Gelelim Ermeni hikâyesine. Biz Ermenistan gibi bir takımı yendiğimize sevinirken daha büyük bir alanda koca koca goller yiyoruz, farkında mısınız? Gül’ün Türkiye’nin diplomatik ilişkisi olmayan, sınırlarımızı tanımayan, dedelerimizi katillikle suçlayan ve büyük bir tazminat davasının peşinde olan fındık kadar ülkeyi ziyaret etmesi tüm bize karşı davalarda taviz vereceğiz mesajını içeriyor aslında. Daha sonra Babacan’ın Ermeni Dışişleri Bakanı ile ne konuştuğunu da bilmiyoruz. Babacan da bu konuda konuşmak istemiyor.
Amerika’daki Ermeni diasporası ise bu futbol dostluğunu yeterli bulmuyor. Amiyane tabirle yemedi. Amerika’daki Ermeni lobisi, ABD Kongre üyelerine yolladığı mektupla bir dizi koşul ileri sürüyor ve seçim sonrası toplanacak Kongre’nin bu kez ciddiyetle soykırımı yasa tasarısını çıkarması için şimdiden bastırmaya başladı bile.
Amerika ise bir zamanlar deli diye sıfatlandırdığı, Erbakan ziyaret etti diye küplere bindiği Libya lideri Kaddafi ile arayı düzeltti. Rice, bu çılgın deyip sarayını bombaladıkları adamla birlikte oruç bile bozdu. Aynı Gül’ün Ermenistan Devlet Başkanı Sarkisyan ile oruç bozması gibi. Libya-ABD dostluğu neden acaba. Gene petrol olmasın bu dostluğun altında. Tuh. Bizim de petrolümüz falan yok ki, ne satsak? Satılacak şeyler de bitti. Ne ikram etsek Amerikalı ağabeylerimize, amcalarımıza acaba?
Gelelim bir başka önemli konuya. Pakistan’da ABD’nin Afganistan operasyonlarında kolayca hareket etmesi için darbe yapan General Pervez Müşerref’in işine Washington son verdi. Daha önce de kullanıp işine son verdiği Saddam Hüseyin, İran Şahı Rıza Pehlevi, Panama diktatörü Noriega ve Filipinler diktatörü Markos’un da işine son verdiği gibi. Akla acaba şimdilerde sıra kimde diye geliyor. Acaba sıra bizimkilere geldi mi ki?
Yolsuzluk dosyaları havada uçuşuyor. Uzun süredir herkesin bildiği, ancak büyük umursamazlıkla veya korkudan sesini çıkaramadığı bu durum ancak birilerinin menfaatine dokununca ortaya çıktı. AKP içinde yolsuzlukların diz boyu olduğunu hâlâ Türk halkı anlayabilmiş değil.

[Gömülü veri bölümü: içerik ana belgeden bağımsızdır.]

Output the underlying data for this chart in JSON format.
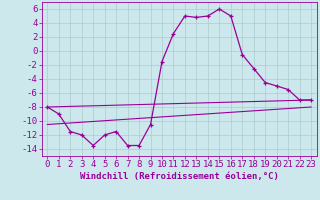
{
  "xlabel": "Windchill (Refroidissement éolien,°C)",
  "bg_color": "#cce8ec",
  "grid_color": "#aacccc",
  "line_color": "#990099",
  "x_hours": [
    0,
    1,
    2,
    3,
    4,
    5,
    6,
    7,
    8,
    9,
    10,
    11,
    12,
    13,
    14,
    15,
    16,
    17,
    18,
    19,
    20,
    21,
    22,
    23
  ],
  "main_line": [
    -8.0,
    -9.0,
    -11.5,
    -12.0,
    -13.5,
    -12.0,
    -11.5,
    -13.5,
    -13.5,
    -10.5,
    -1.5,
    2.5,
    5.0,
    4.8,
    5.0,
    6.0,
    5.0,
    -0.5,
    -2.5,
    -4.5,
    -5.0,
    -5.5,
    -7.0,
    -7.0
  ],
  "line1_x": [
    0,
    23
  ],
  "line1_y": [
    -8.0,
    -7.0
  ],
  "line2_x": [
    0,
    23
  ],
  "line2_y": [
    -10.5,
    -8.0
  ],
  "xlim": [
    -0.5,
    23.5
  ],
  "ylim": [
    -15,
    7
  ],
  "yticks": [
    6,
    4,
    2,
    0,
    -2,
    -4,
    -6,
    -8,
    -10,
    -12,
    -14
  ],
  "xticks": [
    0,
    1,
    2,
    3,
    4,
    5,
    6,
    7,
    8,
    9,
    10,
    11,
    12,
    13,
    14,
    15,
    16,
    17,
    18,
    19,
    20,
    21,
    22,
    23
  ],
  "tick_fontsize": 6.5,
  "xlabel_fontsize": 6.5
}
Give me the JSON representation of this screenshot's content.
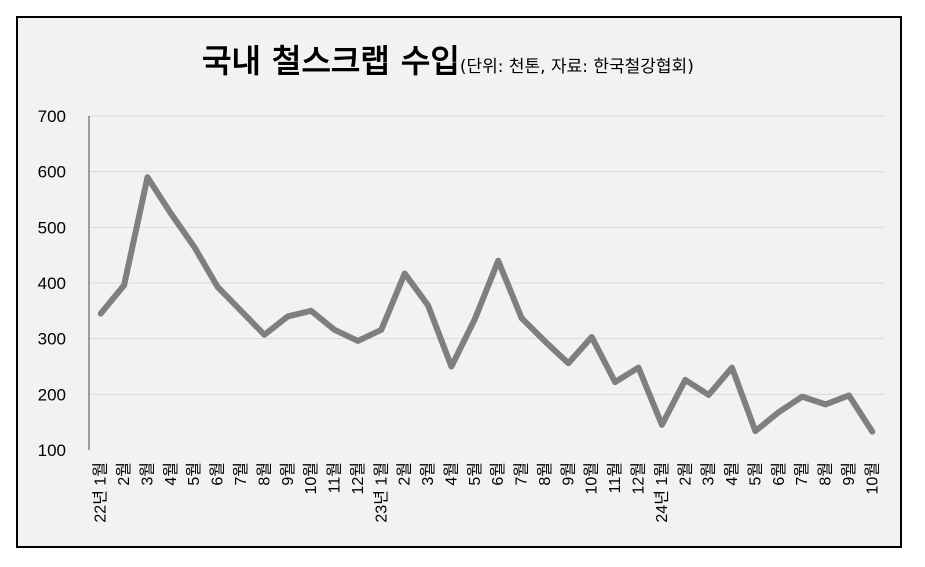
{
  "chart_data": {
    "type": "line",
    "title": "국내 철스크랩 수입",
    "subtitle": "(단위: 천톤, 자료: 한국철강협회)",
    "xlabel": "",
    "ylabel": "",
    "ylim": [
      100,
      700
    ],
    "yticks": [
      100,
      200,
      300,
      400,
      500,
      600,
      700
    ],
    "grid": true,
    "legend": "none",
    "categories": [
      "22년 1월",
      "2월",
      "3월",
      "4월",
      "5월",
      "6월",
      "7월",
      "8월",
      "9월",
      "10월",
      "11월",
      "12월",
      "23년 1월",
      "2월",
      "3월",
      "4월",
      "5월",
      "6월",
      "7월",
      "8월",
      "9월",
      "10월",
      "11월",
      "12월",
      "24년 1월",
      "2월",
      "3월",
      "4월",
      "5월",
      "6월",
      "7월",
      "8월",
      "9월",
      "10월"
    ],
    "series": [
      {
        "values": [
          345,
          396,
          590,
          525,
          465,
          393,
          350,
          307,
          340,
          350,
          316,
          296,
          316,
          417,
          360,
          250,
          335,
          440,
          337,
          295,
          256,
          303,
          222,
          248,
          145,
          226,
          199,
          248,
          134,
          168,
          196,
          182,
          198,
          133
        ],
        "color": "#7f7f7f"
      }
    ],
    "colors": {
      "plot_background": "#f2f2f2",
      "gridline": "#d9d9d9",
      "axis": "#7f7f7f"
    }
  }
}
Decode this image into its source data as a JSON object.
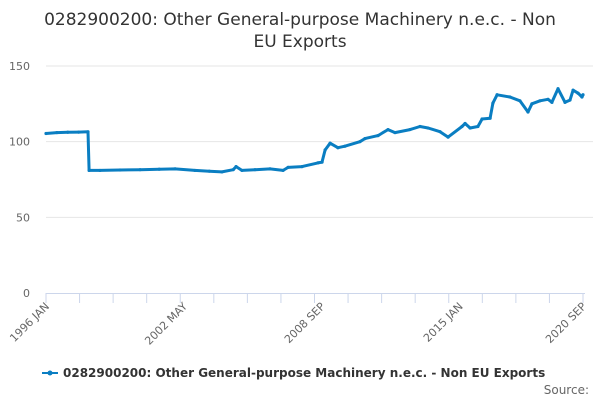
{
  "chart_data": {
    "type": "line",
    "title_lines": [
      "0282900200: Other General-purpose Machinery n.e.c. - Non",
      "EU Exports"
    ],
    "xlabel": "",
    "ylabel": "",
    "ylim": [
      0,
      150
    ],
    "xlim": [
      1996.0,
      2020.667
    ],
    "yticks": [
      0,
      50,
      100,
      150
    ],
    "xtick_labels": [
      {
        "label": "1996 JAN",
        "x": 1996.0
      },
      {
        "label": "2002 MAY",
        "x": 2002.333
      },
      {
        "label": "2008 SEP",
        "x": 2008.667
      },
      {
        "label": "2015 JAN",
        "x": 2015.0
      },
      {
        "label": "2020 SEP",
        "x": 2020.667
      }
    ],
    "grid": true,
    "legend_position": "bottom",
    "color": "#0a7ec2",
    "series": [
      {
        "name": "0282900200: Other General-purpose Machinery n.e.c. - Non EU Exports",
        "x": [
          1996.0,
          1996.5,
          1997.0,
          1997.5,
          1997.93,
          1997.98,
          1998.48,
          1999.4,
          2000.32,
          2001.2,
          2001.93,
          2002.84,
          2003.5,
          2004.08,
          2004.6,
          2004.73,
          2005.0,
          2005.6,
          2006.29,
          2006.89,
          2007.12,
          2007.76,
          2008.49,
          2008.68,
          2008.82,
          2009.05,
          2009.41,
          2009.73,
          2010.42,
          2010.65,
          2011.25,
          2011.71,
          2012.03,
          2012.72,
          2013.18,
          2013.55,
          2014.1,
          2014.47,
          2015.11,
          2015.25,
          2015.48,
          2015.84,
          2016.03,
          2016.4,
          2016.53,
          2016.72,
          2017.31,
          2017.77,
          2018.14,
          2018.32,
          2018.69,
          2019.06,
          2019.24,
          2019.52,
          2019.84,
          2020.07,
          2020.21,
          2020.44,
          2020.62,
          2020.667
        ],
        "values": [
          105.4,
          106,
          106.2,
          106.3,
          106.5,
          81,
          81,
          81.3,
          81.5,
          81.8,
          82,
          81,
          80.5,
          80,
          81.5,
          83.5,
          81,
          81.5,
          82,
          81,
          83,
          83.5,
          86,
          86.5,
          94.5,
          99,
          96,
          97,
          100,
          102,
          104,
          108,
          106,
          108,
          110,
          109,
          106.6,
          103,
          110,
          112,
          109,
          110,
          115,
          115.5,
          125.5,
          131,
          129.5,
          127,
          119.6,
          125,
          127,
          128,
          126,
          135,
          126,
          127.5,
          134,
          132,
          129.5,
          131
        ]
      }
    ]
  },
  "legend": {
    "label": "0282900200: Other General-purpose Machinery n.e.c. - Non EU Exports"
  },
  "source_label": "Source:"
}
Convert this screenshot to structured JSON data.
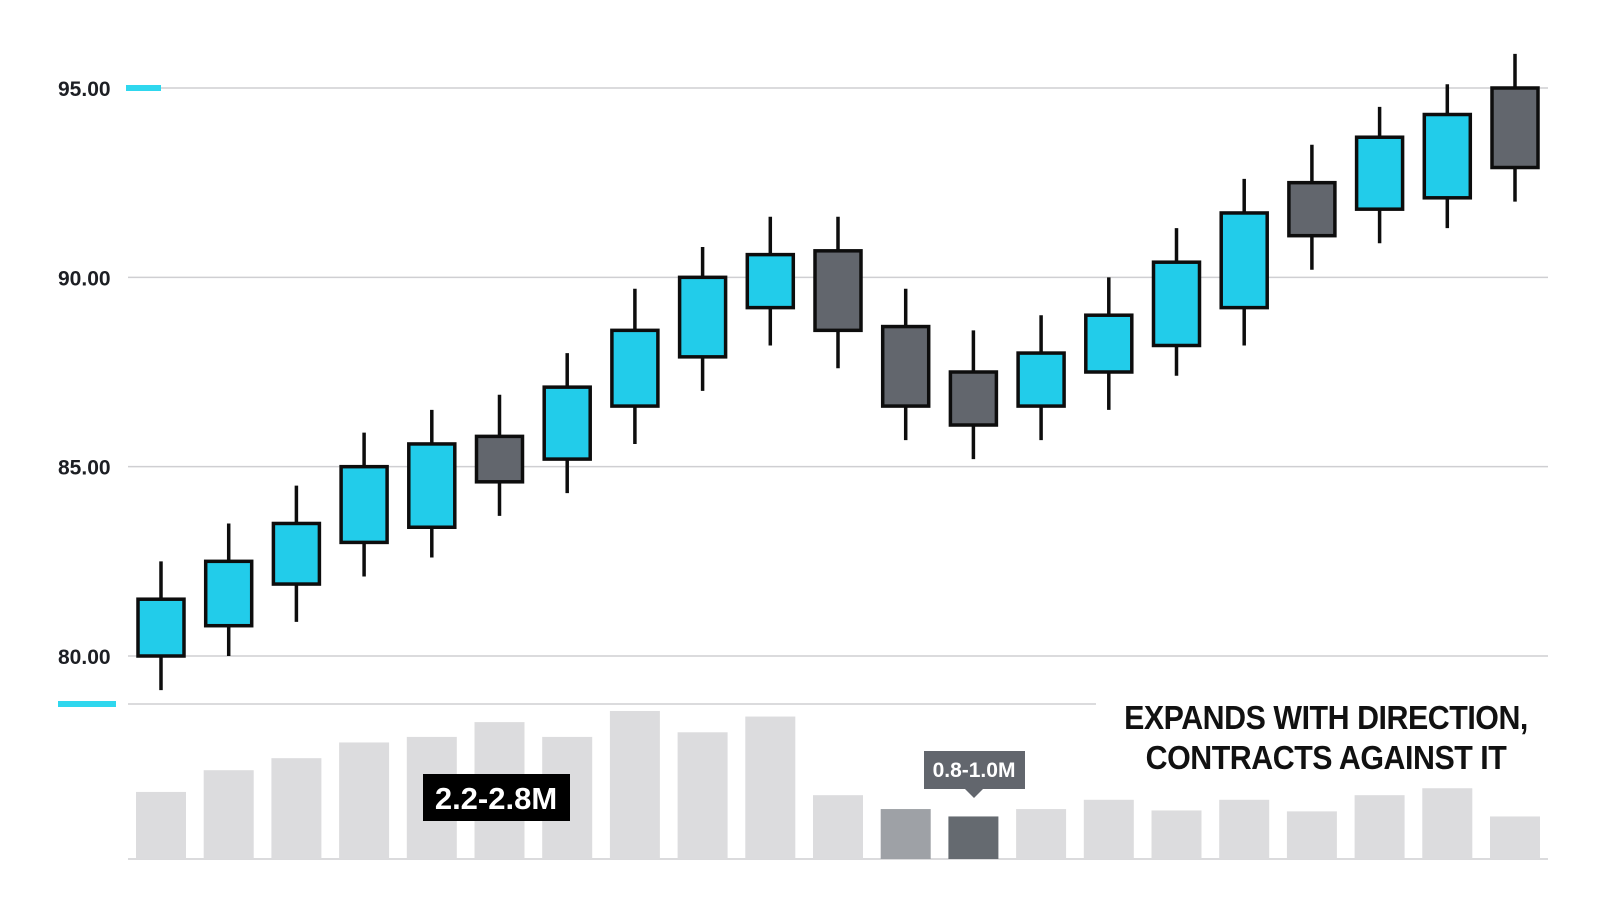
{
  "chart_data": {
    "type": "candlestick",
    "title": "",
    "xlabel": "",
    "ylabel": "",
    "ylim": [
      78.5,
      96.8
    ],
    "y_ticks": [
      "95.00",
      "90.00",
      "85.00",
      "80.00"
    ],
    "grid": true,
    "colors": {
      "up": "#22ccea",
      "down": "#62666d",
      "outline": "#0d0d0d",
      "accent": "#2fd7ee",
      "volume": "#dcdcde"
    },
    "candles": [
      {
        "open": 80.0,
        "high": 82.5,
        "low": 79.1,
        "close": 81.5,
        "direction": "up"
      },
      {
        "open": 80.8,
        "high": 83.5,
        "low": 80.0,
        "close": 82.5,
        "direction": "up"
      },
      {
        "open": 81.9,
        "high": 84.5,
        "low": 80.9,
        "close": 83.5,
        "direction": "up"
      },
      {
        "open": 83.0,
        "high": 85.9,
        "low": 82.1,
        "close": 85.0,
        "direction": "up"
      },
      {
        "open": 83.4,
        "high": 86.5,
        "low": 82.6,
        "close": 85.6,
        "direction": "up"
      },
      {
        "open": 85.8,
        "high": 86.9,
        "low": 83.7,
        "close": 84.6,
        "direction": "down"
      },
      {
        "open": 85.2,
        "high": 88.0,
        "low": 84.3,
        "close": 87.1,
        "direction": "up"
      },
      {
        "open": 86.6,
        "high": 89.7,
        "low": 85.6,
        "close": 88.6,
        "direction": "up"
      },
      {
        "open": 87.9,
        "high": 90.8,
        "low": 87.0,
        "close": 90.0,
        "direction": "up"
      },
      {
        "open": 89.2,
        "high": 91.6,
        "low": 88.2,
        "close": 90.6,
        "direction": "up"
      },
      {
        "open": 90.7,
        "high": 91.6,
        "low": 87.6,
        "close": 88.6,
        "direction": "down"
      },
      {
        "open": 88.7,
        "high": 89.7,
        "low": 85.7,
        "close": 86.6,
        "direction": "down"
      },
      {
        "open": 87.5,
        "high": 88.6,
        "low": 85.2,
        "close": 86.1,
        "direction": "down"
      },
      {
        "open": 86.6,
        "high": 89.0,
        "low": 85.7,
        "close": 88.0,
        "direction": "up"
      },
      {
        "open": 87.5,
        "high": 90.0,
        "low": 86.5,
        "close": 89.0,
        "direction": "up"
      },
      {
        "open": 88.2,
        "high": 91.3,
        "low": 87.4,
        "close": 90.4,
        "direction": "up"
      },
      {
        "open": 89.2,
        "high": 92.6,
        "low": 88.2,
        "close": 91.7,
        "direction": "up"
      },
      {
        "open": 92.5,
        "high": 93.5,
        "low": 90.2,
        "close": 91.1,
        "direction": "down"
      },
      {
        "open": 91.8,
        "high": 94.5,
        "low": 90.9,
        "close": 93.7,
        "direction": "up"
      },
      {
        "open": 92.1,
        "high": 95.1,
        "low": 91.3,
        "close": 94.3,
        "direction": "up"
      },
      {
        "open": 95.0,
        "high": 95.9,
        "low": 92.0,
        "close": 92.9,
        "direction": "down"
      }
    ],
    "volume": {
      "values": [
        1.45,
        1.92,
        2.18,
        2.52,
        2.64,
        2.96,
        2.64,
        3.2,
        2.74,
        3.08,
        1.38,
        1.08,
        0.92,
        1.08,
        1.28,
        1.05,
        1.28,
        1.03,
        1.38,
        1.53,
        0.92
      ],
      "highlighted_down_bars": [
        11,
        12
      ]
    },
    "annotations": {
      "caption_line1": "EXPANDS WITH DIRECTION,",
      "caption_line2": "CONTRACTS AGAINST IT",
      "volume_label_up": "2.2-2.8M",
      "volume_label_down": "0.8-1.0M"
    }
  }
}
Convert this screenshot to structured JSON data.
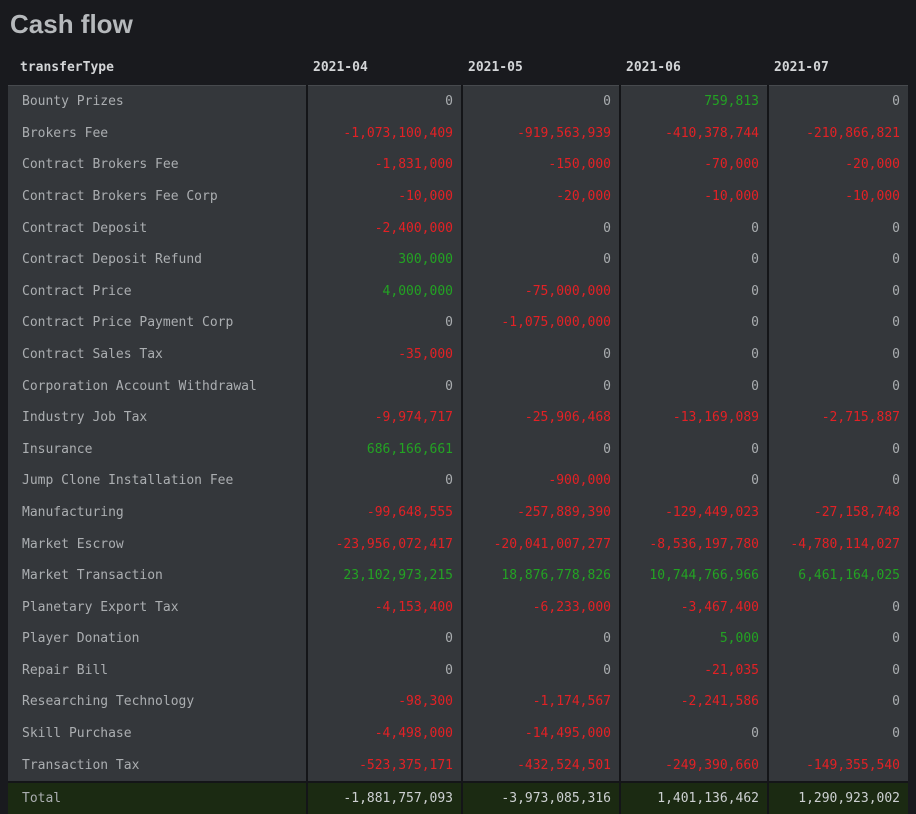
{
  "title": "Cash flow",
  "colors": {
    "page_bg": "#191a1e",
    "row_bg": "#34373b",
    "border": "#141518",
    "title_text": "#b6b9bc",
    "header_text": "#d3d5d7",
    "label_text": "#abaeb1",
    "negative": "#e32125",
    "positive": "#23a323",
    "zero": "#a9acaf",
    "total_bg": "#1b2a12",
    "total_text": "#cdd0d2"
  },
  "chart_data": {
    "type": "table",
    "title": "Cash flow",
    "columns": [
      "transferType",
      "2021-04",
      "2021-05",
      "2021-06",
      "2021-07"
    ],
    "value_color_rule": "negative=red, positive=green, zero=gray; total row uses plain light text on dark green background",
    "rows": [
      {
        "label": "Bounty Prizes",
        "values": [
          0,
          0,
          759813,
          0
        ]
      },
      {
        "label": "Brokers Fee",
        "values": [
          -1073100409,
          -919563939,
          -410378744,
          -210866821
        ]
      },
      {
        "label": "Contract Brokers Fee",
        "values": [
          -1831000,
          -150000,
          -70000,
          -20000
        ]
      },
      {
        "label": "Contract Brokers Fee Corp",
        "values": [
          -10000,
          -20000,
          -10000,
          -10000
        ]
      },
      {
        "label": "Contract Deposit",
        "values": [
          -2400000,
          0,
          0,
          0
        ]
      },
      {
        "label": "Contract Deposit Refund",
        "values": [
          300000,
          0,
          0,
          0
        ]
      },
      {
        "label": "Contract Price",
        "values": [
          4000000,
          -75000000,
          0,
          0
        ]
      },
      {
        "label": "Contract Price Payment Corp",
        "values": [
          0,
          -1075000000,
          0,
          0
        ]
      },
      {
        "label": "Contract Sales Tax",
        "values": [
          -35000,
          0,
          0,
          0
        ]
      },
      {
        "label": "Corporation Account Withdrawal",
        "values": [
          0,
          0,
          0,
          0
        ]
      },
      {
        "label": "Industry Job Tax",
        "values": [
          -9974717,
          -25906468,
          -13169089,
          -2715887
        ]
      },
      {
        "label": "Insurance",
        "values": [
          686166661,
          0,
          0,
          0
        ]
      },
      {
        "label": "Jump Clone Installation Fee",
        "values": [
          0,
          -900000,
          0,
          0
        ]
      },
      {
        "label": "Manufacturing",
        "values": [
          -99648555,
          -257889390,
          -129449023,
          -27158748
        ]
      },
      {
        "label": "Market Escrow",
        "values": [
          -23956072417,
          -20041007277,
          -8536197780,
          -4780114027
        ]
      },
      {
        "label": "Market Transaction",
        "values": [
          23102973215,
          18876778826,
          10744766966,
          6461164025
        ]
      },
      {
        "label": "Planetary Export Tax",
        "values": [
          -4153400,
          -6233000,
          -3467400,
          0
        ]
      },
      {
        "label": "Player Donation",
        "values": [
          0,
          0,
          5000,
          0
        ]
      },
      {
        "label": "Repair Bill",
        "values": [
          0,
          0,
          -21035,
          0
        ]
      },
      {
        "label": "Researching Technology",
        "values": [
          -98300,
          -1174567,
          -2241586,
          0
        ]
      },
      {
        "label": "Skill Purchase",
        "values": [
          -4498000,
          -14495000,
          0,
          0
        ]
      },
      {
        "label": "Transaction Tax",
        "values": [
          -523375171,
          -432524501,
          -249390660,
          -149355540
        ]
      }
    ],
    "total": {
      "label": "Total",
      "values": [
        -1881757093,
        -3973085316,
        1401136462,
        1290923002
      ]
    }
  }
}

Oysa para bizim paramız, ama hiçbir şeyimize sahip çıkmadığımız gibi verdiğimiz vergilerin de hesabını sormak hiç mi hiç aklımıza gelmiyor.
Karşısında ise bir medya patronu. Daha doğrusu medyayı kendi işleri için bir koz olarak kullanan bir topluluk. Basın özgürlüğünden söz ediyor. İyi de bu özgürlük nedense Emin Çölaşan’ın işine son verilirken hiç söz konusu olmadı, bir kalemde Erdoğan’ın sinirine dokunan bu kalem de susturuldu. Bu kavgada saf tutması gereken bir başka medya patronu da yangına körükle gidiyor. İyi de kısa bir süre önce o da topun ağzında değil miydi?
Dedim ya çelişkiler ülkesiyiz diye. Bana dokunmayan yılan bin yıl yaşasın hesabı. Oysa irtica adım adım ilerliyor, tüm kaleleri fethediyor. Bize bir şey olmaz. Evet, haklısınız bize bir şey olmaz, olursa çok şey olur. Oluyor da. Farkında mısınız?